On aurait pu ramasser tous les joueurs dans le même panier, par la suite, pour cette drôle d'idée de s'asseoir une fois de plus sur une mince avance d'un but alors qu'il restait 30 minutes à jouer.

Au sommet de la liste des joueurs qui n'ont pas brillé dans ce match numéro six, il aurait fallu placer Mike Hoffman. Celui qui avait été si dangereux dans les parties précédentes a donné l'impression qu'il ne savait plus où se trouvait le filet adverse sur la patinoire.

Mais bon. Pas besoin de trop s'attarder sur tout cela. Anderson a fait le dernier arrêt. Quand tout fut terminé, il a déclaré, comme un bon vétéran, qu'il n'a jamais douté de ses coéquipiers.
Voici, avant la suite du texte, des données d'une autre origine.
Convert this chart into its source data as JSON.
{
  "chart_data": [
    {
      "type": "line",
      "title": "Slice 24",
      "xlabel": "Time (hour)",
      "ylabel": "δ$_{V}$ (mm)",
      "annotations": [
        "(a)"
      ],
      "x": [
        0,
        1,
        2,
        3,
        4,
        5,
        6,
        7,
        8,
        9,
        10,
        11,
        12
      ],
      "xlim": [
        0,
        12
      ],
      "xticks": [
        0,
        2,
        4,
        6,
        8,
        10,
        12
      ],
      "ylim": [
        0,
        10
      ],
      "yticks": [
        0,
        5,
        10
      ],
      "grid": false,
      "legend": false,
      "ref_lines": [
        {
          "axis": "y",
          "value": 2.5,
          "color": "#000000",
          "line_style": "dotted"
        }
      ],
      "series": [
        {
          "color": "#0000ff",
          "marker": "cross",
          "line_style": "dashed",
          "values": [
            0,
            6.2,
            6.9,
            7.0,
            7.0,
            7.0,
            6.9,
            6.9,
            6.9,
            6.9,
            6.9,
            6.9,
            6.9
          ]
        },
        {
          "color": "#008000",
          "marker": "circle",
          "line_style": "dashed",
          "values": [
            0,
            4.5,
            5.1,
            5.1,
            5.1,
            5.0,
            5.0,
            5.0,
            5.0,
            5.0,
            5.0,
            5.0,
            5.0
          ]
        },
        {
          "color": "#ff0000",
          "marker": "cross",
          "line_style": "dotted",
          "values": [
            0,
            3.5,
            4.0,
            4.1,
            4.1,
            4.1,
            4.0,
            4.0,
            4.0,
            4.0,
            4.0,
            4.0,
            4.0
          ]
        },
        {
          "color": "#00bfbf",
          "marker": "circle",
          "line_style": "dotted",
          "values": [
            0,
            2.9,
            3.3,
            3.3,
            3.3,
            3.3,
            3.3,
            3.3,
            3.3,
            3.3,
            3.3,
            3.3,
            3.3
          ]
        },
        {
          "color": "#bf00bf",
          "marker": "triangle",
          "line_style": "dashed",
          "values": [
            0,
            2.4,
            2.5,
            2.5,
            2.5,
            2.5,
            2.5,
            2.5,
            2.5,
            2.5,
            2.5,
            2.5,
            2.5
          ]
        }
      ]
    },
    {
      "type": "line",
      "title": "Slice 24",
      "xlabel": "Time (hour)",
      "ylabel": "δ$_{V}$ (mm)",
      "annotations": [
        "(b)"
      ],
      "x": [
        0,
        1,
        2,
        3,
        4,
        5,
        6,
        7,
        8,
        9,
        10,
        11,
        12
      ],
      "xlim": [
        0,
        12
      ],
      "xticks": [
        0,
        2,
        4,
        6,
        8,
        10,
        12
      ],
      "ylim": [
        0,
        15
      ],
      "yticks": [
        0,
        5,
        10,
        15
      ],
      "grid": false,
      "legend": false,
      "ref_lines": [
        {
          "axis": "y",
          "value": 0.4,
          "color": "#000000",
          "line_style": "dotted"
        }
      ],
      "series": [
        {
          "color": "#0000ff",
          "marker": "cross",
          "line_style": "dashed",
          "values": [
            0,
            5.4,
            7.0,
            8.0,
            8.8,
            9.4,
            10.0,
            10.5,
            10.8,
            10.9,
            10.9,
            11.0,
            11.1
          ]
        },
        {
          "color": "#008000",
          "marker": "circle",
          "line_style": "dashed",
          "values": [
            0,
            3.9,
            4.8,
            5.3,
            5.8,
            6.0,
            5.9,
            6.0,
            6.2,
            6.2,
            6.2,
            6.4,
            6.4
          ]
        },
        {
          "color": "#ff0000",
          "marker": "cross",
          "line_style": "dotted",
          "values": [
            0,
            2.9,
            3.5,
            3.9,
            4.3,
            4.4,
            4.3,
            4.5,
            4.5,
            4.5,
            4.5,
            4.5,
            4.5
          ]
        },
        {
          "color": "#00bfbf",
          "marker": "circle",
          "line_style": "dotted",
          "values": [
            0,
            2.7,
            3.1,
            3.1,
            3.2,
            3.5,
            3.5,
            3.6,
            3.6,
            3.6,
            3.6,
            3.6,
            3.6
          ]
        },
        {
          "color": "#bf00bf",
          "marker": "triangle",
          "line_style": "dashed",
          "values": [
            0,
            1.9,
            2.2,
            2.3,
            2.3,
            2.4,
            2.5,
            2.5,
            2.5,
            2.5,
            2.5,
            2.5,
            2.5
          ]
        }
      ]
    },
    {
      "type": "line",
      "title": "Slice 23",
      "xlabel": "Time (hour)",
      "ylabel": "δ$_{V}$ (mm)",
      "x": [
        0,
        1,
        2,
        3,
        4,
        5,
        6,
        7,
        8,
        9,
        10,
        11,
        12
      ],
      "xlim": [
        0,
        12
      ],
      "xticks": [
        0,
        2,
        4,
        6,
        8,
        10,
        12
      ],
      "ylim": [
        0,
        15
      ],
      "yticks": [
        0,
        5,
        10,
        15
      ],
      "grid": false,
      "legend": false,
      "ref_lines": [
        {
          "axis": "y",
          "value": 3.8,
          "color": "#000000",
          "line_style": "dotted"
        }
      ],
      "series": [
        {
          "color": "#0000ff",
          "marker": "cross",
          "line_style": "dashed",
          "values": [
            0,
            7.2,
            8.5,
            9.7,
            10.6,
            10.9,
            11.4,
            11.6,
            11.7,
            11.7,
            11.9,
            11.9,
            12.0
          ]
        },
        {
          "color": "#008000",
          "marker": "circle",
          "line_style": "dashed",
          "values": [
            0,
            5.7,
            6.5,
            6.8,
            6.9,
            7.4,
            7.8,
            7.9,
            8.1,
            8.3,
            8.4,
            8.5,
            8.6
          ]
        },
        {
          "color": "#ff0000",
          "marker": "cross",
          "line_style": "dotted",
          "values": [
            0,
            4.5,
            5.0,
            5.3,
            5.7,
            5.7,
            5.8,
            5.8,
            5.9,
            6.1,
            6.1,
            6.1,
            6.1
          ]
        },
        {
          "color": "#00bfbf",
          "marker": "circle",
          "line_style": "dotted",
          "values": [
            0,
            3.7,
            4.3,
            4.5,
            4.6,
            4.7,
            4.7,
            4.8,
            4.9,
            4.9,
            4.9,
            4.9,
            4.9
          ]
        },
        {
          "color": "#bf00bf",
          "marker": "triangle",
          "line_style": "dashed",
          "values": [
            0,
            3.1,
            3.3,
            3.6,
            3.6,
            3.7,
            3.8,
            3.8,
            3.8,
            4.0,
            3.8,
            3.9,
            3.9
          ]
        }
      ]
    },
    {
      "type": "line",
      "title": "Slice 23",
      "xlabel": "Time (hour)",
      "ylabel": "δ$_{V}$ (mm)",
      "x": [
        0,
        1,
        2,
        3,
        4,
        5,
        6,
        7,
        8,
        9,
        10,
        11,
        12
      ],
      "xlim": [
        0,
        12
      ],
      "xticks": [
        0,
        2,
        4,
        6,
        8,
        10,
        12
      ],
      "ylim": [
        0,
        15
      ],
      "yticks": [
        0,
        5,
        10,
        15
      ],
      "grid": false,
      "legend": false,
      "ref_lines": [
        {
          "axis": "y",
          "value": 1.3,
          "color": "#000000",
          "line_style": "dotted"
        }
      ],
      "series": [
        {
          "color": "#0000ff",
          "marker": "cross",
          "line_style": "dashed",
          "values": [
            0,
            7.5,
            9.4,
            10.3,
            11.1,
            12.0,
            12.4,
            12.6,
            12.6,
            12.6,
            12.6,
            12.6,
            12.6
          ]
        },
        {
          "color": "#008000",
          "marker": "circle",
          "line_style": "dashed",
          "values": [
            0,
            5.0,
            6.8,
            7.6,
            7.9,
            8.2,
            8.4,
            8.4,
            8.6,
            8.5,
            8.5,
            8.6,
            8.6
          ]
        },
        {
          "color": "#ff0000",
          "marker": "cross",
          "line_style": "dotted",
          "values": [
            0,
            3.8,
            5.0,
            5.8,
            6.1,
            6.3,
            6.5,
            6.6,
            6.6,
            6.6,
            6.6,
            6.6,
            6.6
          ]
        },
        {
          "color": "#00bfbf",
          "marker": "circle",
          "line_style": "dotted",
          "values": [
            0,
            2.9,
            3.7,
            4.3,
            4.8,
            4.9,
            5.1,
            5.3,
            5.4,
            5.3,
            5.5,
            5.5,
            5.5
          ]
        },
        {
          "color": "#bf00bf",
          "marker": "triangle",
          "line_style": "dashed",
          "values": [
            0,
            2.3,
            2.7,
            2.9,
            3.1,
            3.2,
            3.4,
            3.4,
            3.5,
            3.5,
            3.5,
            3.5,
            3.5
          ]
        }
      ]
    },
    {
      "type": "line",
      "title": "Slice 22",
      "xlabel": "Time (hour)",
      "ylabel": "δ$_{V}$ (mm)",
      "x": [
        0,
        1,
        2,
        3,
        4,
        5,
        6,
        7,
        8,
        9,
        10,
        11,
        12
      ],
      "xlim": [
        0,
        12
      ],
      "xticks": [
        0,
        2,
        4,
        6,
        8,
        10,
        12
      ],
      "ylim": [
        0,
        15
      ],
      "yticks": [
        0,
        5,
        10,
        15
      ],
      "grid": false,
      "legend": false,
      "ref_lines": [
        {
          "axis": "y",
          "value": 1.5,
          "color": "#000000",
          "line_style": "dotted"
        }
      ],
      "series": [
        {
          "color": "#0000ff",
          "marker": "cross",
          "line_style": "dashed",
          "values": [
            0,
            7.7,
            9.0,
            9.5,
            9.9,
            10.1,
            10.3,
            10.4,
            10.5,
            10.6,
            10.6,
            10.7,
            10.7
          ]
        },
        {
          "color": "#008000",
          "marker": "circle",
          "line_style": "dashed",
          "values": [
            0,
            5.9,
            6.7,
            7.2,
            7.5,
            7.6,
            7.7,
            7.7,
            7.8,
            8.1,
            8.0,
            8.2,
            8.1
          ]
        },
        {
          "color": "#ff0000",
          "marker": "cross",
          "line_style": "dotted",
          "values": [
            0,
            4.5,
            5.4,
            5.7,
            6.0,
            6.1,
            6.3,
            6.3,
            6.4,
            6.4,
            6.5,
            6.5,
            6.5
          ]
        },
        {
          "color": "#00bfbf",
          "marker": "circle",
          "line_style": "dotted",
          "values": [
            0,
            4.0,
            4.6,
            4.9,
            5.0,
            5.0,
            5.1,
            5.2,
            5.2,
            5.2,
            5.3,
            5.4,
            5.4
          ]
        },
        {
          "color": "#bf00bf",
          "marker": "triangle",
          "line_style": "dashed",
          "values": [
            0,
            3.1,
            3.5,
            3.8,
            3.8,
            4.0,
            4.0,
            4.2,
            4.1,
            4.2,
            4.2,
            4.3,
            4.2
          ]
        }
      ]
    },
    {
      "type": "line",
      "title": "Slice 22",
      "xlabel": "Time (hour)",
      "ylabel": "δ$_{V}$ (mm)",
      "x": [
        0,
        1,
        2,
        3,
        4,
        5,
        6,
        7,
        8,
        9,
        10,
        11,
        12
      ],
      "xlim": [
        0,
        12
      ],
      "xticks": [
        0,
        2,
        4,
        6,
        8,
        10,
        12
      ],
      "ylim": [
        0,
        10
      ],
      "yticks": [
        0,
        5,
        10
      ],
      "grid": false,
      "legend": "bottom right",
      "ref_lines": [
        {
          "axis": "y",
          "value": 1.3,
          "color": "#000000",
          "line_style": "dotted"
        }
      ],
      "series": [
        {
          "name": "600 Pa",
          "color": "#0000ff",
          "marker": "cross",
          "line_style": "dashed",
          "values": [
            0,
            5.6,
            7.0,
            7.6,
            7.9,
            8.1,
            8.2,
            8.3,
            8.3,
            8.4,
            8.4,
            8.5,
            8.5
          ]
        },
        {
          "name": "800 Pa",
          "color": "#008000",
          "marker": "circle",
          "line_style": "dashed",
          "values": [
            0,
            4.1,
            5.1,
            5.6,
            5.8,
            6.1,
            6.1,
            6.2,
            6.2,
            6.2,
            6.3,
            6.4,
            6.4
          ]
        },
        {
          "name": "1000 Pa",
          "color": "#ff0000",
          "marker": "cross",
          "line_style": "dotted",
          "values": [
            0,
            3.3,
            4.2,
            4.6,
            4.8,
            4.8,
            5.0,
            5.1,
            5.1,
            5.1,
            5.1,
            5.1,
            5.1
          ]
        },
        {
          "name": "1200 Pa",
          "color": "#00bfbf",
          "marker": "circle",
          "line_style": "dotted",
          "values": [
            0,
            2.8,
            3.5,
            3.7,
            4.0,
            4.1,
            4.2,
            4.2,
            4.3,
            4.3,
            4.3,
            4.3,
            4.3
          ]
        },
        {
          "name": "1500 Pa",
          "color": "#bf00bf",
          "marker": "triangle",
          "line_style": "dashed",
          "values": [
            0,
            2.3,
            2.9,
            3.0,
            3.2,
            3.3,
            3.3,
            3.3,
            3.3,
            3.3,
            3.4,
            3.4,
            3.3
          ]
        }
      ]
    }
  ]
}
« Je crois que les Bruins se sont emparés du momentum en début de troisième période. Ils n'ont jamais lâché le morceau par la suite. Nous avons plus ou moins survécu à la tempête. Quand nous sommes rentrés au vestiaire, nous avons repris nos sens. Nous avons réalisé que ce match était toujours à notre portée. Nous avons simplement recommencé à travailler », a-t-il résumé.

Du même souffle, Anderson a dit que les prochains jours « offriront aux Sénateurs une occasion de réfléchir à ce qui n'a pas fonctionné jusqu'ici. »

Le gardien ferait peut-être bien de regarder un peu devant, aussi. Son prochain vis-à-vis, Henrik Lundqvist, vient quand même de battre de façon convaincante le soi-disant meilleur gardien de but sur la planète.

Ç'aurait été une fin de semaine spéciale de toute façon. Notre collègue et ami Martin Comtois célébrait dimanche son 40e anniversaire de naissance.

C'est rapidement devenu un week-end inoubliable.

Voyez-vous, Martin a développé ces dernières années une passion pour le coaching. Le mot « passion » est peut-être même un peu faible. Ses émotions ont été plus fortes, cet hiver, quand il a pu diriger ses deux fils, Gabriel et Thomas.

Le clan Comtois (c'est l'expression de Martin) et leurs amis des Voiliers d'Aylmer ont remporté la médaille de bronze au championnat provincial de hockey atome BB.

Il s'agirait de la meilleure performance d'un club d'Aylmer en 15 ans. Il paraît aussi que les Voiliers occupaient le 58e rang à l'échelle provinciale avant le début de la compétition.

Je travaille avec Martin depuis bientôt 20 ans. Rien de cela ne me surprend.